Two separate BPAs were designed, depending whether the CT result was pending or finalized. Acceptable acknowledgement reasons to proceed with the order were made available with the BPA:
- Radiologist recommended ultrasound
- Transplant patient
- Evaluate gallbladder
- Evaluate vasculature because CT was noncontrast
- Paracentesis mark
- Relevant intervention in the interval (e.g. nephrostomy tube)
- Discussed with radiologist
The frequency of BPA firing and subsequent ordering were evaluated after launching the BPA in the EMR in December 2017. For all patients whose ultrasounds were canceled, chart review was conducted to confirm that patient care quality and safety were not compromised.
In the 1st 6 months of 2018, a total of 614 inpatient and ED abdominal US orders were placed in patients with a preceding abdominal CT. Following the BPA, only 16% (96/614) of the US orders were canceled. Using an average charge of $457 for abdominal US, the projected annual charge reduction is $85,000 for this intervention.
Review of free text comments revealed 42 US exams for AKI or stones that could have potentially been avoided, reflecting a need for better education and prompting modification of the BPA to emphasize that AKI was a primary area of overuse. Chart review of 100 patients who received US following CT demonstrated a paucity of contributory findings in evaluation of the kidneys, liver and biliary tree. Of note, gallbladder evaluation with US often revealed or clarified clinically significant findings not definitely identified on CT.Additional chart review of the 96 patients whose ultrasound exams were canceled confirmed that the ultrasound would not have contributed value to patients’ care.

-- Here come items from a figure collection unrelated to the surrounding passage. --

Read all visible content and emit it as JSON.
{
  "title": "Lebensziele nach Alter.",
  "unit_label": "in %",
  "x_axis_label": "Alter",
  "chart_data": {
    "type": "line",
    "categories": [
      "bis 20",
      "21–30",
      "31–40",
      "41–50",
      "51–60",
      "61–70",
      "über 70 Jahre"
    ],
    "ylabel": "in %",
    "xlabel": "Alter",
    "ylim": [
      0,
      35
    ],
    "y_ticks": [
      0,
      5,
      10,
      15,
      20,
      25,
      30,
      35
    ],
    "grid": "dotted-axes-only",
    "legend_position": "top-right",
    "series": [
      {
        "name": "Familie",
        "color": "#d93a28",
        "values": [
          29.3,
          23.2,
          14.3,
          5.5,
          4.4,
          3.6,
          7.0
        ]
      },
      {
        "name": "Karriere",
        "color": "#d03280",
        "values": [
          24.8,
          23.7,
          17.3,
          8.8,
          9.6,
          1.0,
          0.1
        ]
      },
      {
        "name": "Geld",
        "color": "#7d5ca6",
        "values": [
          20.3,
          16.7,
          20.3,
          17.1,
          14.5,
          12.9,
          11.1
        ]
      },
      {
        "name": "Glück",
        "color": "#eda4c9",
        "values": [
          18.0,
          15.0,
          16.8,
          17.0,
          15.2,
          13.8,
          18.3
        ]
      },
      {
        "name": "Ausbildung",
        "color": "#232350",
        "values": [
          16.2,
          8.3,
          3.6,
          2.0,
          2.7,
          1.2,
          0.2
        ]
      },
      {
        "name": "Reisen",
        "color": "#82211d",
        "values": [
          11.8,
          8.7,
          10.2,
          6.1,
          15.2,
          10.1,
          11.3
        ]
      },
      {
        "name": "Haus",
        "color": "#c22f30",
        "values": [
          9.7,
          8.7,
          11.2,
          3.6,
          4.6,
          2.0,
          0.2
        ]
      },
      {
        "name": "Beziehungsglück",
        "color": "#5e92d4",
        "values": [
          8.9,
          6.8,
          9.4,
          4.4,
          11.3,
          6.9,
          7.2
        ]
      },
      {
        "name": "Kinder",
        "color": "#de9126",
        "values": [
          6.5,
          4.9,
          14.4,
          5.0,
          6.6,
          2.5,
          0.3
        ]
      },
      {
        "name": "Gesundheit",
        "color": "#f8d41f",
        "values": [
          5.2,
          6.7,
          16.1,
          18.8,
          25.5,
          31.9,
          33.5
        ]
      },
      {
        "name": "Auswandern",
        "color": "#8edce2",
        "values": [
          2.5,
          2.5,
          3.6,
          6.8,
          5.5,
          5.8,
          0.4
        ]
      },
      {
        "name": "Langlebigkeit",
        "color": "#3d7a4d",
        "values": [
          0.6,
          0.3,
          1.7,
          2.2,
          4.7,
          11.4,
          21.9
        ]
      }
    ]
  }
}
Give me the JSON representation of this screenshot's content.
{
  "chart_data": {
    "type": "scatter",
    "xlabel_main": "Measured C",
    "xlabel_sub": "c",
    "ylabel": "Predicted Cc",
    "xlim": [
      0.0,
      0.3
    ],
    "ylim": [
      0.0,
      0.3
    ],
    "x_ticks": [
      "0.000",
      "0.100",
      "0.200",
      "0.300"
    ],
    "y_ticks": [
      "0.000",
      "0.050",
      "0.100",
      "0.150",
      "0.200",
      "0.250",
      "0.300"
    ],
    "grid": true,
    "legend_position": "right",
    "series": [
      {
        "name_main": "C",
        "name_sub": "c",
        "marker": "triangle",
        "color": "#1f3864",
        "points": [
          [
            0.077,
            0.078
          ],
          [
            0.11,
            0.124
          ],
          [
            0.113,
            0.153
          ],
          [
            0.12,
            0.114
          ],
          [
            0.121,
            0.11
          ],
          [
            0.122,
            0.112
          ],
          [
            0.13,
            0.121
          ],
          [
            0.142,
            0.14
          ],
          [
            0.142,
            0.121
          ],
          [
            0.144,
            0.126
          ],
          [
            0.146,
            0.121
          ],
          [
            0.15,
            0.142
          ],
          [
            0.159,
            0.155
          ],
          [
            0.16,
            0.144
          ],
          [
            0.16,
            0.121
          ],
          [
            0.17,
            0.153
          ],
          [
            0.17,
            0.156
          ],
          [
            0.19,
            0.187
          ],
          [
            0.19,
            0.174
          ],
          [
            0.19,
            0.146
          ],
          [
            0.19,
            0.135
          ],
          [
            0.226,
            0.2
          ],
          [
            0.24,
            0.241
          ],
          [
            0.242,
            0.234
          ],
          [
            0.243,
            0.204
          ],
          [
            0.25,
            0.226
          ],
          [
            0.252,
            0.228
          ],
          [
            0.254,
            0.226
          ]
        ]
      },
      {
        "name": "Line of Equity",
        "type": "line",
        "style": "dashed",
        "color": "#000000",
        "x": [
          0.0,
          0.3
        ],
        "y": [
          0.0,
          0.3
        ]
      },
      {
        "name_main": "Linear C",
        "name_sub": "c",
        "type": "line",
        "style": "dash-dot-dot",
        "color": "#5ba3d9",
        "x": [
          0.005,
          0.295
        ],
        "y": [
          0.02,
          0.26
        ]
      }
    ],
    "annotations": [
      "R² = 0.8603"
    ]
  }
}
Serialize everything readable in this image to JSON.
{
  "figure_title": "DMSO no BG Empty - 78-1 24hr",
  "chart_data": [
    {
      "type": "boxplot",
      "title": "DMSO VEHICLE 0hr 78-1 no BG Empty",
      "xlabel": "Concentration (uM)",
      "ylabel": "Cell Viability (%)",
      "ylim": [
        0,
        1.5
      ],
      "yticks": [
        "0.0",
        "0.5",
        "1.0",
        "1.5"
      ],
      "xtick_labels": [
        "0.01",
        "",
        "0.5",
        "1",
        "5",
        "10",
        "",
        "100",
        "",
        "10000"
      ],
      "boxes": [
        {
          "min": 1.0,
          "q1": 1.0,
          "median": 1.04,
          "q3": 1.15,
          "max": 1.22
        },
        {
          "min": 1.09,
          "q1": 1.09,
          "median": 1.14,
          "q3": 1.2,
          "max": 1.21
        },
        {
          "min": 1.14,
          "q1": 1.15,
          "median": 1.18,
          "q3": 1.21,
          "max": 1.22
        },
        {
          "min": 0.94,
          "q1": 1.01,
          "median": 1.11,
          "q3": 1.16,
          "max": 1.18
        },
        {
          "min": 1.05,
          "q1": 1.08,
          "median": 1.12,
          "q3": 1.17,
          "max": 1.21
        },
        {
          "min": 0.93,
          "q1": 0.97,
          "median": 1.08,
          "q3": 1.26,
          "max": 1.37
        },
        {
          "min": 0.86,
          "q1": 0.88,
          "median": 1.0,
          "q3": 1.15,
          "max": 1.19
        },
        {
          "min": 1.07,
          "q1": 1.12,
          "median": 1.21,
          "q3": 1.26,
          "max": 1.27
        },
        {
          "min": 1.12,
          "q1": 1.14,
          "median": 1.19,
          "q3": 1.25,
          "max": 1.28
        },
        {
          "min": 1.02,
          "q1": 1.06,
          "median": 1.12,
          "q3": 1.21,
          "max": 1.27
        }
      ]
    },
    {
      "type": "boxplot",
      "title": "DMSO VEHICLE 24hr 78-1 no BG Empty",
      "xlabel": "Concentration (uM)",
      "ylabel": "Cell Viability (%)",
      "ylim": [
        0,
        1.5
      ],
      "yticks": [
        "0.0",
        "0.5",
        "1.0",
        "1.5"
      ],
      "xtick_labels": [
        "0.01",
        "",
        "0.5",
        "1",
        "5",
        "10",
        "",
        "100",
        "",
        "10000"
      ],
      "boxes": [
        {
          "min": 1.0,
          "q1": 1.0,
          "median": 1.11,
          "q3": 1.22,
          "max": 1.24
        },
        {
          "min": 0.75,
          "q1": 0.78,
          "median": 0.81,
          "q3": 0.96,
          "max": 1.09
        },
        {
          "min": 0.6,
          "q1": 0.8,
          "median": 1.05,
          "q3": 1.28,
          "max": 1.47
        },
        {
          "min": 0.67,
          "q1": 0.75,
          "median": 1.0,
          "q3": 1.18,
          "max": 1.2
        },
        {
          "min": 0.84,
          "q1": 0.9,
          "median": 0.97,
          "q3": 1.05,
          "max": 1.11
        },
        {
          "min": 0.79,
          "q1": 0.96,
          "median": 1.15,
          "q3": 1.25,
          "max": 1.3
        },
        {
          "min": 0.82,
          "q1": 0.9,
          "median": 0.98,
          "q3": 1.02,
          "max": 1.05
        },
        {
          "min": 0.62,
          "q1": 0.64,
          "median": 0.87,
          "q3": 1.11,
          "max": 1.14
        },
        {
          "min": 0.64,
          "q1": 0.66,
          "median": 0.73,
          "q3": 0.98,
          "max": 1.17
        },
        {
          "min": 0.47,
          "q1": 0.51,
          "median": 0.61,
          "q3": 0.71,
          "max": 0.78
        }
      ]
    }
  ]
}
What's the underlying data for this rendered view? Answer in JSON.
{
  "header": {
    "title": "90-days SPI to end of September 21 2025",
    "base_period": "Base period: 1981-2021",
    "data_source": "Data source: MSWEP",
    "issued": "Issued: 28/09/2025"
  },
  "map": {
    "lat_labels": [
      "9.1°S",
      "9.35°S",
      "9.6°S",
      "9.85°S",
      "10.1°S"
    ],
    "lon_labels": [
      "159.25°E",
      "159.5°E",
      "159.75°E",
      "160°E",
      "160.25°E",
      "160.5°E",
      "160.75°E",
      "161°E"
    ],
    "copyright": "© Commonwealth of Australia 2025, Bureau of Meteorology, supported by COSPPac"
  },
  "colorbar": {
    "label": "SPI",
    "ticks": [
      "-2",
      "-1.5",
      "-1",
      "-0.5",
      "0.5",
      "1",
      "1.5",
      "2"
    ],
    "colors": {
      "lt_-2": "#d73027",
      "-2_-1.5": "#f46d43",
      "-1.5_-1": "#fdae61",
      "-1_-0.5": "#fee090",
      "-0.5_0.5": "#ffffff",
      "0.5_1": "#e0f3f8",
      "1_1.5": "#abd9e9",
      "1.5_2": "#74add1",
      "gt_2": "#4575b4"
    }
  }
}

Outside of gallbladder imaging, abdominal CT usually provides more diagnostic information than abdominal ultrasound. Inpatient abdominal ultrasound may be obviated by a recently performed abdominal CT scan, particularly renal ultrasound in the setting of hospital acquired AKI. Implementing a smart BPA can safely reduce wasteful practice and decrease patients’ total cost of care, but low rate of canceled orders underscores need for more education and feedback reports.